MISRA C++ 2008, Rule 14-5-1 states that "A non-member generic function shall only be declared in a namespace that is not an associated namespace".

Considering the case of (e.g) overloading the operator<<(), I wonder if this is not the very case to avoid with the MISRA rule. Example:

#include <iostream>
std::ostream& operator<<(std::ostream &s, int x){    
   s << "my operator<<" << std::endl;
   return s;
}

int main() {
   std::cout << 5L << std::endl;
   return 0;
}

This results in not calling my output operator, but rather the STL output operator.

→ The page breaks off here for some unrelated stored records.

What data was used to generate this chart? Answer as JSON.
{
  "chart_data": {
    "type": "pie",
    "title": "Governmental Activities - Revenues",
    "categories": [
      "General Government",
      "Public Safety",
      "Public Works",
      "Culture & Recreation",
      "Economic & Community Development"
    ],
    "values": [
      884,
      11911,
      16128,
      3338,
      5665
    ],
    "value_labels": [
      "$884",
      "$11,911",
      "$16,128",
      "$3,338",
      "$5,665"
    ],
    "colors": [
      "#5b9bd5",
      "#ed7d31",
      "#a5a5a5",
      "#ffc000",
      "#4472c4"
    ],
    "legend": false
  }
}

So: is this an example of MISRA rule 14-5-1 violation where ADL picks the unintended function?

Answer 1

As I understand, that rule is to avoid that template (free) functions are used with ADL.

operator<<() doesn't apply, except maybe the following (because of T)

template<class charT, class traits, class T>
basic_ostream<charT,traits>&
operator<< (basic_ostream<charT,traits>&& os, const T& val);

but anyway, operator are mostly useless without ADL, or else we would have to import them before there usage (as we should do for UDL as operator ""s)

Better example would be std::begin which broke the rule:

std::vector<int> v;

begin(v); // -> std::begin(v)

I don't understand which errors that rule try to prevent.